Misery Misery - 19 days ago 5
C Question

Pointing to arrays using void function

Sorry for that title. I really didn't know how to define this problem.

I was needed to declare integer array of N numbers and to fill it with random nums in void function. Then that array needs to be printed in main. The thing is that i am not allowed to use printf in void function so only way to print in main is to use pointers I guess. My knowledge is limited as I am beginner at pointers. Thx in advance and sorry for bad english.

Here is my code so far.
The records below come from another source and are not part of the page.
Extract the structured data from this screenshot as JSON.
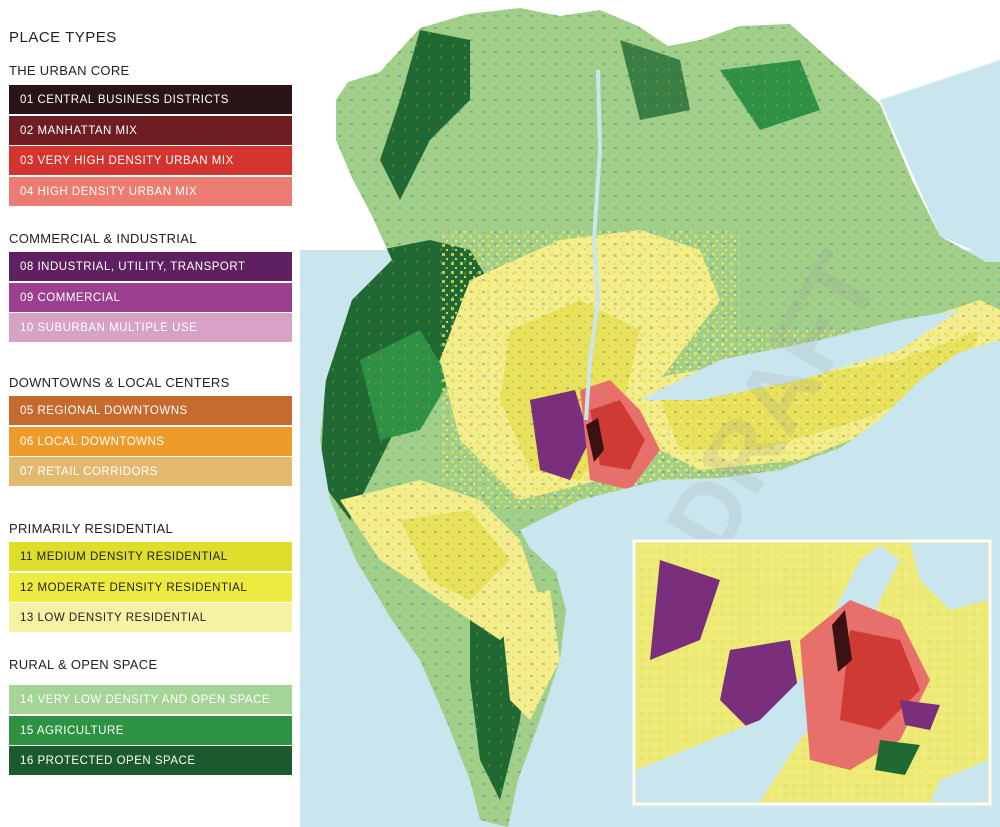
{
  "legend": {
    "title": "PLACE TYPES",
    "groups": [
      {
        "title": "THE URBAN CORE",
        "items": [
          {
            "label": "01  CENTRAL BUSINESS DISTRICTS",
            "color": "#2a1416",
            "text": "#ffffff"
          },
          {
            "label": "02  MANHATTAN MIX",
            "color": "#6e1d22",
            "text": "#ffffff"
          },
          {
            "label": "03  VERY HIGH DENSITY URBAN MIX",
            "color": "#d3342e",
            "text": "#ffffff"
          },
          {
            "label": "04  HIGH DENSITY URBAN MIX",
            "color": "#ec7b72",
            "text": "#ffffff"
          }
        ]
      },
      {
        "title": "COMMERCIAL & INDUSTRIAL",
        "items": [
          {
            "label": "08  INDUSTRIAL, UTILITY, TRANSPORT",
            "color": "#5e2060",
            "text": "#ffffff"
          },
          {
            "label": "09  COMMERCIAL",
            "color": "#9b3f8f",
            "text": "#ffffff"
          },
          {
            "label": "10   SUBURBAN MULTIPLE USE",
            "color": "#d8a1c6",
            "text": "#ffffff"
          }
        ]
      },
      {
        "title": "DOWNTOWNS & LOCAL CENTERS",
        "items": [
          {
            "label": "05  REGIONAL DOWNTOWNS",
            "color": "#c66a30",
            "text": "#ffffff"
          },
          {
            "label": "06  LOCAL DOWNTOWNS",
            "color": "#ed9c2c",
            "text": "#ffffff"
          },
          {
            "label": "07  RETAIL CORRIDORS",
            "color": "#e3b96f",
            "text": "#ffffff"
          }
        ]
      },
      {
        "title": "PRIMARILY RESIDENTIAL",
        "items": [
          {
            "label": "11   MEDIUM DENSITY RESIDENTIAL",
            "color": "#dede2b",
            "text": "#222222"
          },
          {
            "label": "12   MODERATE DENSITY RESIDENTIAL",
            "color": "#eeeb40",
            "text": "#222222"
          },
          {
            "label": "13   LOW DENSITY RESIDENTIAL",
            "color": "#f5f3a3",
            "text": "#222222"
          }
        ]
      },
      {
        "title": "RURAL & OPEN SPACE",
        "items": [
          {
            "label": "14   VERY LOW DENSITY AND OPEN SPACE",
            "color": "#a4d497",
            "text": "#ffffff"
          },
          {
            "label": "15   AGRICULTURE",
            "color": "#2d9244",
            "text": "#ffffff"
          },
          {
            "label": "16   PROTECTED OPEN SPACE",
            "color": "#1a5a2c",
            "text": "#ffffff"
          }
        ]
      }
    ]
  },
  "map": {
    "watermark": "DRAFT",
    "colors": {
      "water": "#c9e6ef",
      "rural": "#9fd08a",
      "forest": "#1e6a32",
      "agri": "#2d9244",
      "residential": "#e6e35a",
      "low_res": "#f2ee8c",
      "urban": "#e8706a",
      "very_urban": "#cf3a35",
      "core": "#3a1214",
      "industrial": "#7a2f7c"
    }
  }
}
When I compile it marks segmentation error.

#include <stdio.h>
#include <time.h>
#include <stdlib.h>

void form();

int main()
{

int N, a[100];

printf("Input index: \n");
scanf("%d", &N);

form(N, &a);

printf("Array: \n");

for (int i = 0; i < N; i++) {
printf("a[%d] = %d", i, a[i]);
}

}


void form(int N, int *ptr[100])
{

srand(time(NULL));

for (int i = 0; i < N; i++) {
*ptr[i] = rand() % 46;

}

usr usr
Answer

There are several issues in your code.

1) Your array decalaration form() is obsolete. Use proper prototype.

2) For declaring a VLA, declare it after reading N instead of using a fixed size array.

3) An array gets converted into a pointer to its first element when passed to a function. See: What is array decaying?


#include <stdio.h>
#include <time.h>
#include <stdlib.h>

void form(int, int*); /* see (1) */

int main(void) /* Standard complaint prototype for main. 
                 If you need to pass arguments you can use argc, and argv */
{
    int N;

    printf("Input size: \n");
    scanf("%d", &N);

    int a[N];   /* see (2) */
    form(N, a); /* see (3) */
    printf("Array: \n");

    for (int i = 0; i < N; i++) {
        printf("a[%d] = %d", i, a[i]);
    }
}


void form(int N, int *ptr) { /* Modified to match the prototype
    srand(time(NULL));

    for (int i = 0; i < N; i++) {
        ptr[i] = rand() % 46;

    }
}